7. Cache¶
Tilus caches compiled kernels so that subsequent calls to the same script skip
compilation. By default, the cache is stored under .cache/ in the root of
the current Git repository. If Tilus is used outside a Git repository, the
default falls back to ~/.cache/tilus.
You can override the cache directory with tilus.option.cache_dir():
import tilus
tilus.option.cache_dir('./my-cache')
The cache directory can be safely deleted at any time — Tilus will simply recompile on the next run.

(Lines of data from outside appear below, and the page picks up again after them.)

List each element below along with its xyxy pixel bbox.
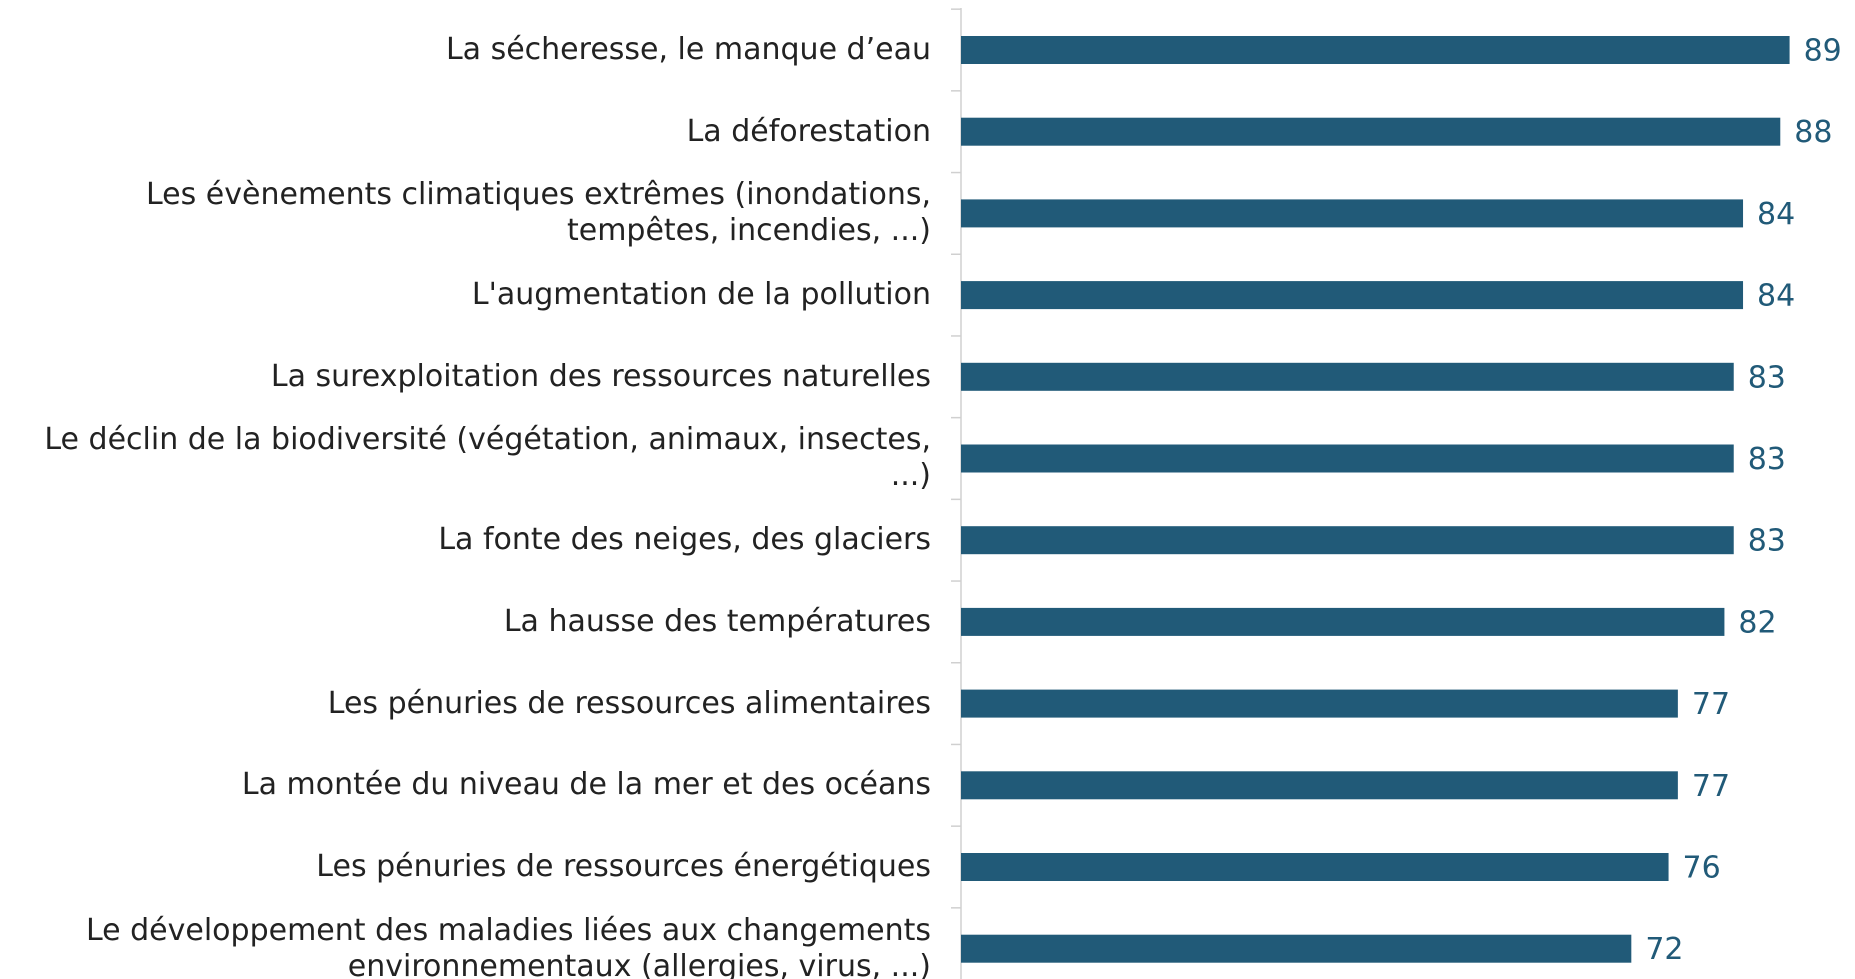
bar xyxy=(961,771,1678,800)
value-label: 76 xyxy=(1683,851,1721,886)
value-label: 84 xyxy=(1757,197,1795,232)
bar xyxy=(961,607,1725,636)
category-label: L'augmentation de la pollution xyxy=(471,277,931,313)
value-label: 77 xyxy=(1692,687,1730,722)
bar xyxy=(961,117,1781,146)
category-label: Le déclin de la biodiversité (végétation… xyxy=(44,422,931,494)
value-label: 77 xyxy=(1692,769,1730,804)
bar xyxy=(961,281,1744,310)
category-label: La surexploitation des ressources nature… xyxy=(270,358,931,394)
category-label: Les évènements climatiques extrêmes (ino… xyxy=(145,177,931,249)
bar xyxy=(961,444,1734,473)
value-label: 83 xyxy=(1748,524,1786,559)
category-label: La fonte des neiges, des glaciers xyxy=(438,522,931,558)
category-label: La montée du niveau de la mer et des océ… xyxy=(241,767,931,803)
category-label: Les pénuries de ressources énergétiques xyxy=(316,848,931,884)
category-label: Le développement des maladies liées aux … xyxy=(85,912,931,979)
bar xyxy=(961,362,1734,391)
value-label: 72 xyxy=(1645,932,1683,967)
bar xyxy=(961,36,1790,64)
category-label: La sécheresse, le manque d’eau xyxy=(445,31,931,67)
bar xyxy=(961,689,1678,718)
value-label: 83 xyxy=(1748,442,1786,477)
bar xyxy=(961,199,1744,228)
bar xyxy=(961,853,1669,881)
value-label: 83 xyxy=(1748,360,1786,395)
value-label: 82 xyxy=(1738,605,1776,640)
category-label: Les pénuries de ressources alimentaires xyxy=(327,685,931,721)
bar xyxy=(961,526,1734,555)
value-label: 84 xyxy=(1757,279,1795,314)
value-label: 89 xyxy=(1804,34,1842,69)
bar xyxy=(961,934,1632,963)
category-label: La déforestation xyxy=(686,113,931,149)
category-label: La hausse des températures xyxy=(503,603,931,639)
value-label: 88 xyxy=(1794,115,1832,150)
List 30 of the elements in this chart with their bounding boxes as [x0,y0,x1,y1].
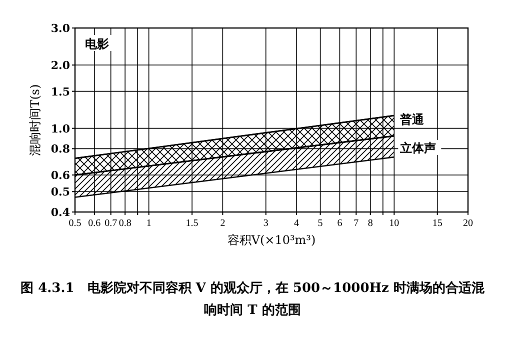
y-tick-label: 0.4 [50,206,70,219]
x-tick-label: 4 [294,218,300,229]
x-tick-label: 8 [368,218,373,229]
x-tick-label: 5 [318,218,323,229]
x-tick-label: 7 [354,218,359,229]
x-tick-label: 2 [220,218,226,229]
series-label: 普通 [399,112,426,127]
x-tick-label: 10 [389,218,400,229]
y-tick-label: 0.5 [50,186,70,199]
y-tick-label: 1.0 [50,122,70,136]
y-tick-label: 0.6 [50,168,70,182]
text: 图 4.3.1 电影院对不同容积 V 的观众厅，在 500～1000Hz 时满场的合适混响时间 T 的范围 [20,280,485,320]
y-axis-title: 混响时间T(s) [28,84,42,156]
x-tick-label: 3 [263,218,268,229]
y-tick-label: 0.8 [50,142,70,156]
x-tick-label: 0.7 [104,218,118,229]
x-tick-label: 1.5 [186,218,198,229]
x-tick-label: 0.5 [68,218,82,229]
x-tick-label: 20 [463,218,473,229]
annotation: 电影 [85,37,109,51]
x-axis-title: 容积V(×10³m³) [227,233,316,247]
x-tick-label: 15 [432,218,442,229]
y-tick-label: 2.0 [50,59,70,72]
y-tick-label: 3.0 [50,22,70,35]
x-tick-label: 6 [337,218,342,229]
y-tick-label: 1.5 [50,85,70,98]
x-tick-label: 0.6 [88,218,101,229]
x-tick-label: 1 [146,218,152,229]
series-label: 立体声 [399,140,436,155]
x-tick-label: 0.8 [118,218,132,229]
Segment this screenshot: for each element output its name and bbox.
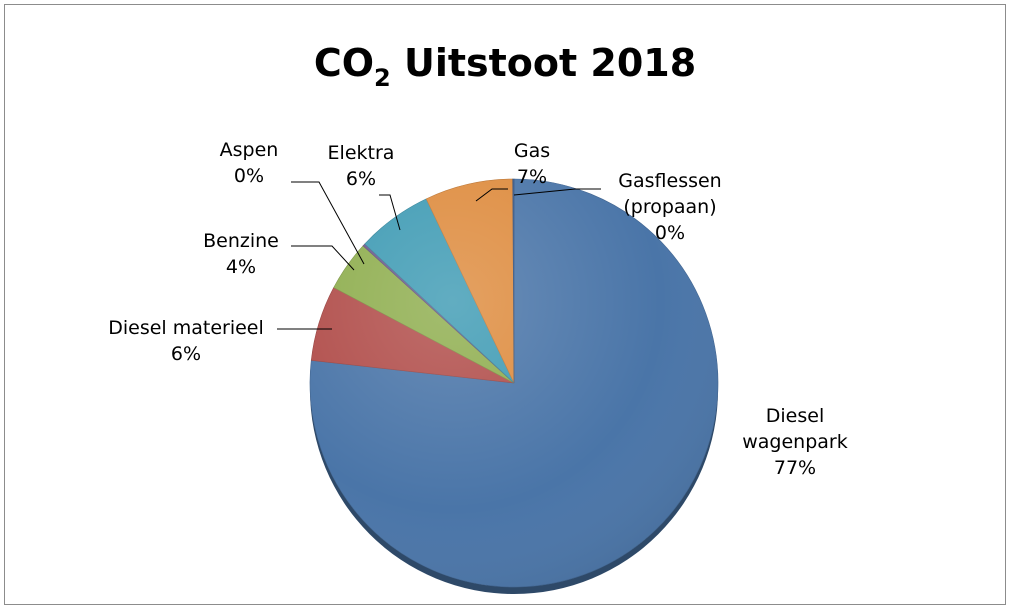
data-label-value: 6% xyxy=(171,343,201,365)
pie-labels: Diesel wagenpark 77% Diesel materieel 6% Benz… xyxy=(108,139,848,479)
data-label-diesel-materieel: Diesel materieel 6% xyxy=(108,317,264,365)
chart-title-subscript: 2 xyxy=(374,64,391,92)
pie-leader-lines xyxy=(277,181,601,330)
chart-title-prefix: CO xyxy=(314,41,374,85)
data-label-value: 77% xyxy=(774,457,816,479)
data-label-name: Elektra xyxy=(328,142,395,164)
leader-line-elektra xyxy=(379,194,401,231)
data-label-value: 0% xyxy=(655,222,685,244)
data-label-value: 7% xyxy=(517,166,547,188)
leader-line-gasflessen-propaan xyxy=(513,188,601,196)
data-label-benzine: Benzine 4% xyxy=(203,230,279,278)
data-label-name: Aspen xyxy=(220,139,279,161)
chart-title-suffix: Uitstoot 2018 xyxy=(391,41,696,85)
data-label-diesel-wagenpark: Diesel wagenpark 77% xyxy=(742,405,848,479)
data-label-name: Benzine xyxy=(203,230,279,252)
data-label-name: Diesel xyxy=(766,405,824,427)
leader-line-gas xyxy=(475,188,508,202)
data-label-name: wagenpark xyxy=(742,431,848,453)
data-label-aspen: Aspen 0% xyxy=(220,139,279,187)
data-label-elektra: Elektra 6% xyxy=(328,142,395,190)
leader-line-aspen xyxy=(291,181,365,265)
pie-chart: CO2 Uitstoot 2018 Diesel wagenpark 77%Dies… xyxy=(108,41,848,594)
chart-title: CO2 Uitstoot 2018 xyxy=(314,41,696,92)
data-label-value: 0% xyxy=(234,165,264,187)
data-label-value: 6% xyxy=(346,168,376,190)
data-label-name: Gas xyxy=(514,140,550,162)
data-label-gas: Gas 7% xyxy=(514,140,550,188)
data-label-name: Diesel materieel xyxy=(108,317,264,339)
data-label-value: 4% xyxy=(226,256,256,278)
chart-frame: CO2 Uitstoot 2018 Diesel wagenpark 77% Dies… xyxy=(4,4,1006,605)
data-label-name: (propaan) xyxy=(623,196,716,218)
data-label-gasflessen-propaan: Gasflessen (propaan) 0% xyxy=(618,170,721,244)
leader-line-benzine xyxy=(291,245,355,271)
data-label-name: Gasflessen xyxy=(618,170,721,192)
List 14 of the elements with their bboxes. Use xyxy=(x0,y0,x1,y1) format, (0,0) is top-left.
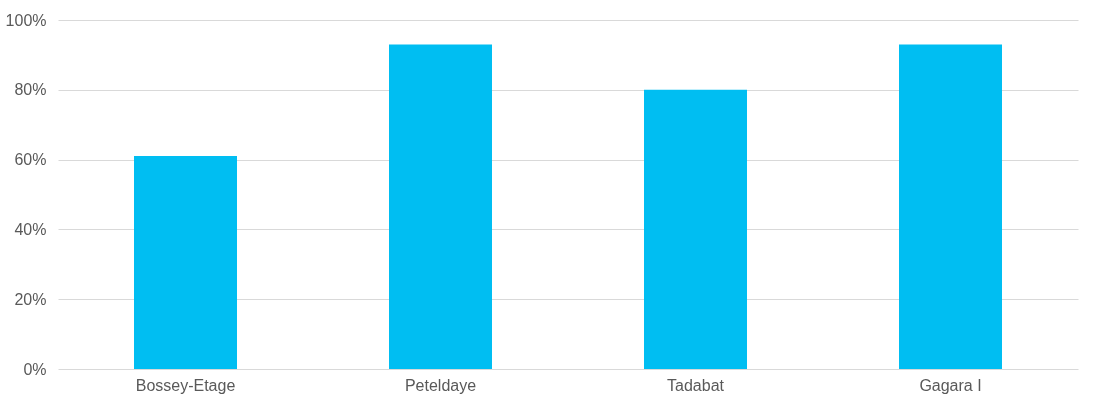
y-tick-label: 100% xyxy=(5,11,47,29)
y-tick-label: 40% xyxy=(14,220,47,238)
bar xyxy=(644,89,747,369)
x-tick-label: Tadabat xyxy=(667,376,725,394)
bar xyxy=(899,44,1002,369)
bar xyxy=(389,44,492,369)
x-tick-label: Peteldaye xyxy=(404,376,477,394)
y-tick-label: 20% xyxy=(14,290,47,308)
y-tick-label: 0% xyxy=(23,360,47,378)
x-tick-label: Bossey-Etage xyxy=(135,376,236,394)
y-tick-label: 80% xyxy=(14,81,47,99)
y-tick-label: 60% xyxy=(14,151,47,169)
x-tick-label: Gagara I xyxy=(919,376,982,394)
bar xyxy=(134,156,237,369)
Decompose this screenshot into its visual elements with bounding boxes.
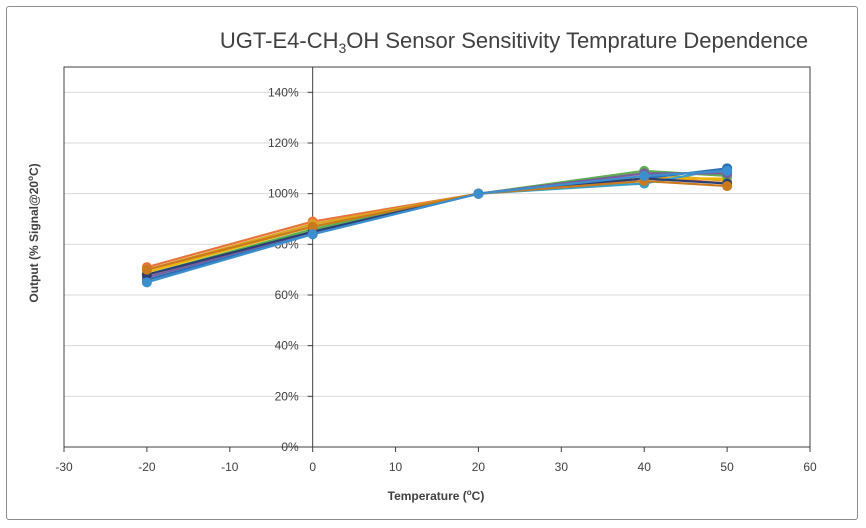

7.1. Viewing the Generated CUDA Kernel¶
To inspect the generated CUDA source for a kernel, set the cache directory and run your program:
import tilus
tilus.option.cache_dir('./cache')
# ... your program ...
After execution, the generated CUDA source can be found at:
cache/programs/<program-hash>/module/source.cu
7.2. Dumping Intermediate Representations¶
To inspect the intermediate representations (IRs) produced during compilation,
enable tilus.option.debug.dump_ir():
import tilus
tilus.option.cache_dir('./cache')
tilus.option.debug.dump_ir()
# ... your program ...
This writes the IR after each compiler pass into the cache directory:
cache/programs/<program-hash>/ir/— Tilus IR after each passcache/programs/<program-hash>/module/ir/— Hidet IR after each pass
7.3. Cache Structure¶
cache/
├── scripts/ # one entry per tilus script
│ └── <script-name>/ # class name, in snake_case
│ └── <script-hash>/
│ ├── programs/
│ │ ├── 0 -> ../../programs/… # symlink to the 1st schedule
│ │ ├── 1 -> ../../programs/… # symlink to the 2nd schedule
│ │ └── ...
│ └── dispatch_table.txt # maps dynamic input sizes to programs
│
└── programs/ # one entry per compiled program
└── <program-hash>/ # hex256 hash of program.txt + options.txt
├── program.txt # human-readable Tilus program
├── options.txt # compilation options
├── ir/ # Tilus IR dumps (when dump_ir is enabled)
└── module/
├── ir/ # Hidet IR dumps (when dump_ir is enabled)
├── source.cu # generated CUDA source
├── compile.sh # nvcc compilation command
└── lib.so # compiled shared library
A script is a kernel template with a tuning space. Each program is a
concrete instantiation of a script with a specific schedule (tile sizes,
pipeline depths, etc.). The dispatch_table.txt records which program to
use for each combination of dynamic input sizes.